A Portaria MTE nº. 1288 publicada no dia 02/10/2015, dispondo sobre a contratação de aprendizes no âmbito das empresas cujas atividades demandem mão de obra com habilitação que impossibilita a aprendizagem e/ou as que exerçam atividades insalubres e perigosas alterou as funções que incidem para a base de cálculo para o cumprimento de cota dos aprendizes nas empresas.

No total, quatorze funções da construção civil não incidirão mais sobre o cálculo do percentual de jovens nas empresas quais sejam: Servente; Meio-Oficial; Operador de Perfuratriz; Operador de Máquina de Dobra; Operador de Máquinas Leves; Operador de Betoneira; Montador de Andaime; Carpinteiro; Armador; Guincheiro; Marteleiro; Soldador; Operador de Bate Estaca e Bombeiro, conforme estabelece o CBO.

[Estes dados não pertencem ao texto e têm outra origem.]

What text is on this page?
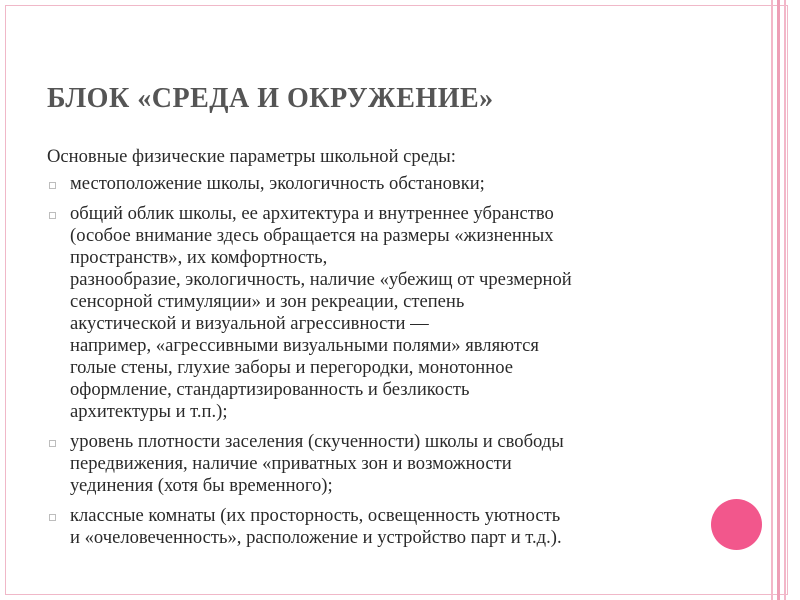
БЛОК «СРЕДА И ОКРУЖЕНИЕ»

Основные физические параметры школьной среды:

местоположение школы, экологичность обстановки;
общий облик школы, ее архитектура и внутреннее убранство
(особое внимание здесь обращается на размеры «жизненных
пространств», их комфортность,
разнообразие, экологичность, наличие «убежищ от чрезмерной
сенсорной стимуляции» и зон рекреации, степень
акустической и визуальной агрессивности —
например, «агрессивными визуальными полями» являются
голые стены, глухие заборы и перегородки, монотонное
оформление, стандартизированность и безликость
архитектуры и т.п.);
уровень плотности заселения (скученности) школы и свободы
передвижения, наличие «приватных зон и возможности
уединения (хотя бы временного);
классные комнаты (их просторность, освещенность уютность
и «очеловеченность», расположение и устройство парт и т.д.).
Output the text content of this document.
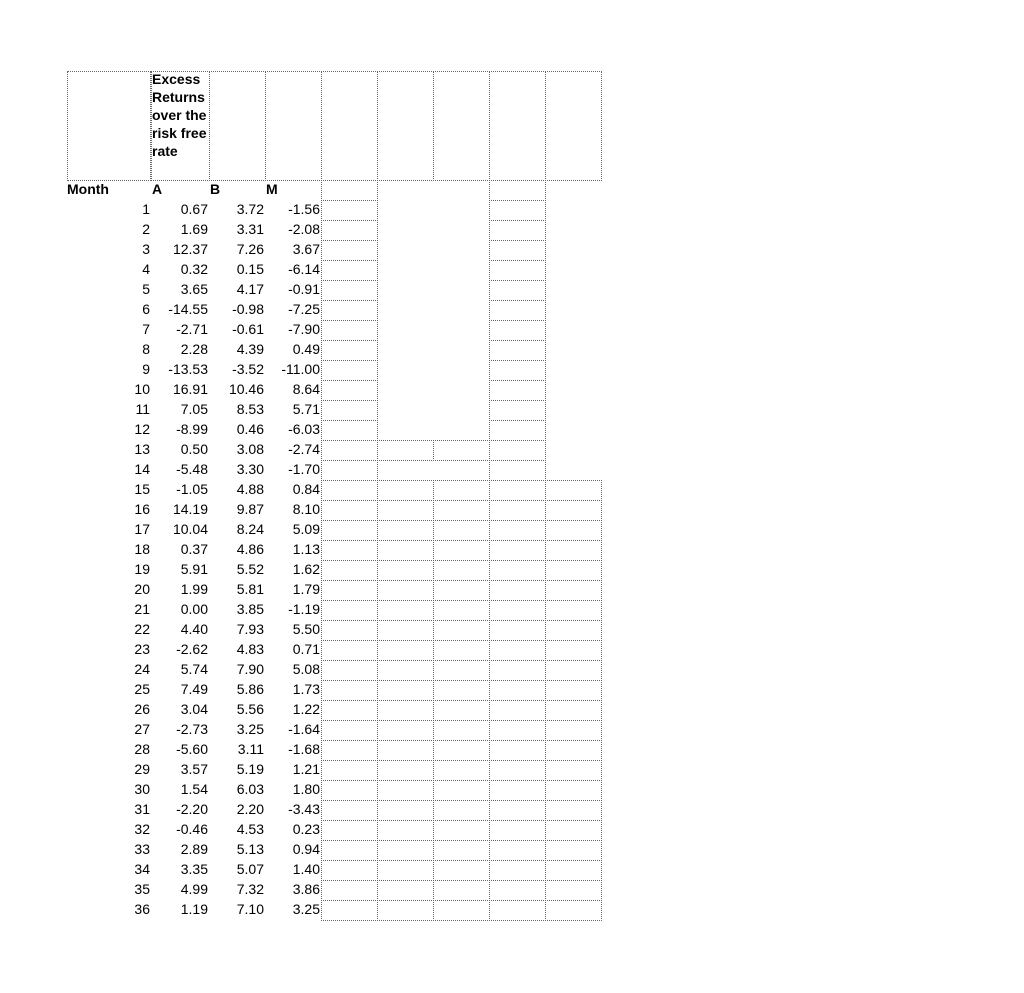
Excess Returns over the risk free rate
Month	A	B	M
1	0.67	3.72	-1.56
2	1.69	3.31	-2.08
3	12.37	7.26	3.67
4	0.32	0.15	-6.14
5	3.65	4.17	-0.91
6	-14.55	-0.98	-7.25
7	-2.71	-0.61	-7.90
8	2.28	4.39	0.49
9	-13.53	-3.52	-11.00
10	16.91	10.46	8.64
11	7.05	8.53	5.71
12	-8.99	0.46	-6.03
13	0.50	3.08	-2.74
14	-5.48	3.30	-1.70
15	-1.05	4.88	0.84
16	14.19	9.87	8.10
17	10.04	8.24	5.09
18	0.37	4.86	1.13
19	5.91	5.52	1.62
20	1.99	5.81	1.79
21	0.00	3.85	-1.19
22	4.40	7.93	5.50
23	-2.62	4.83	0.71
24	5.74	7.90	5.08
25	7.49	5.86	1.73
26	3.04	5.56	1.22
27	-2.73	3.25	-1.64
28	-5.60	3.11	-1.68
29	3.57	5.19	1.21
30	1.54	6.03	1.80
31	-2.20	2.20	-3.43
32	-0.46	4.53	0.23
33	2.89	5.13	0.94
34	3.35	5.07	1.40
35	4.99	7.32	3.86
36	1.19	7.10	3.25
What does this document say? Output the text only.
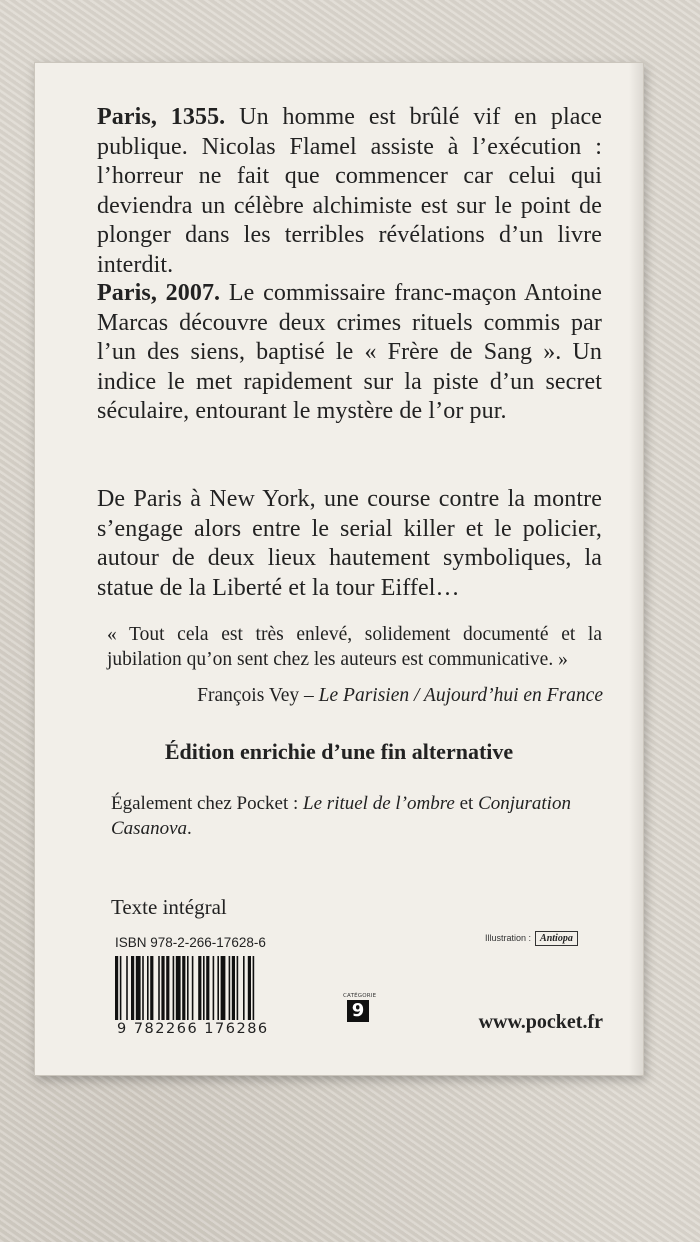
Paris, 1355. Un homme est brûlé vif en place publique. Nicolas Flamel assiste à l’exécution : l’horreur ne fait que commencer car celui qui deviendra un célèbre alchimiste est sur le point de plonger dans les terribles révélations d’un livre interdit.

Paris, 2007. Le commissaire franc-maçon Antoine Marcas découvre deux crimes rituels commis par l’un des siens, baptisé le « Frère de Sang ». Un indice le met rapidement sur la piste d’un secret séculaire, entourant le mystère de l’or pur.

De Paris à New York, une course contre la montre s’engage alors entre le serial killer et le policier, autour de deux lieux hautement symboliques, la statue de la Liberté et la tour Eiffel…

« Tout cela est très enlevé, solidement documenté et la jubilation qu’on sent chez les auteurs est communicative. »

François Vey – Le Parisien / Aujourd’hui en France
Édition enrichie d’une fin alternative
Également chez Pocket : Le rituel de l’ombre et Conjuration Casanova.
Texte intégral
ISBN 978-2-266-17628-6
9 782266 176286
CATÉGORIE
9
Illustration : Antiopa
www.pocket.fr
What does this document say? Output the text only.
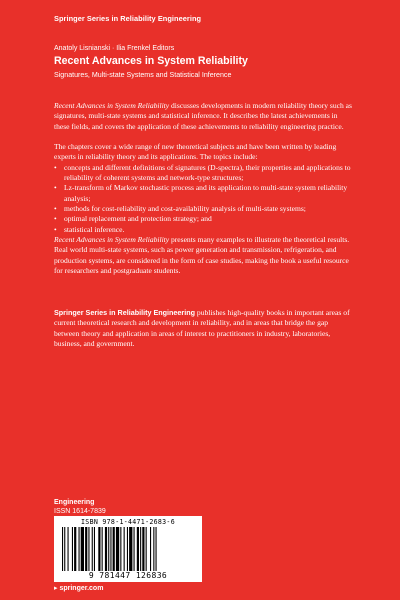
Springer Series in Reliability Engineering
Anatoly Lisnianski · Ilia Frenkel Editors
Recent Advances in System Reliability
Signatures, Multi-state Systems and Statistical Inference

Recent Advances in System Reliability discusses developments in modern reliability theory such as signatures, multi-state systems and statistical inference. It describes the latest achievements in these fields, and covers the application of these achievements to reliability engineering practice.

The chapters cover a wide range of new theoretical subjects and have been written by leading experts in reliability theory and its applications. The topics include:

• concepts and different definitions of signatures (D-spectra), their properties and applications to reliability of coherent systems and network-type structures;
• Lz-transform of Markov stochastic process and its application to multi-state system reliability analysis;
• methods for cost-reliability and cost-availability analysis of multi-state systems;
• optimal replacement and protection strategy; and
• statistical inference.

Recent Advances in System Reliability presents many examples to illustrate the theoretical results. Real world multi-state systems, such as power generation and transmission, refrigeration, and production systems, are considered in the form of case studies, making the book a useful resource for researchers and postgraduate students.

Springer Series in Reliability Engineering publishes high-quality books in important areas of current theoretical research and development in reliability, and in areas that bridge the gap between theory and application in areas of interest to practitioners in industry, laboratories, business, and government.
Engineering
ISSN 1614-7839
ISBN 978-1-4471-2683-6
9 781447 126836
▸ springer.com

Em outras palavras, isso reflete diretamente no número de contratações obrigatórias impostas pela Lei nº 10.097/2000. Os critérios utilizados pela Portaria para a definição das funções que incidirão é a escolaridade inferior ao ensino fundamental completo, formação técnica para exercer a determinada função, experiência profissional inferior a 1 (um) ano e o desempenho da função que não requeira de supervisão.

Contudo, as empresas para serem beneficiadas pelo ato normativo (ou suas entidades de classe, de caráter nacional) devem requerer formalmente ao MTE uma declaração de cumprimento alternativo das cotas.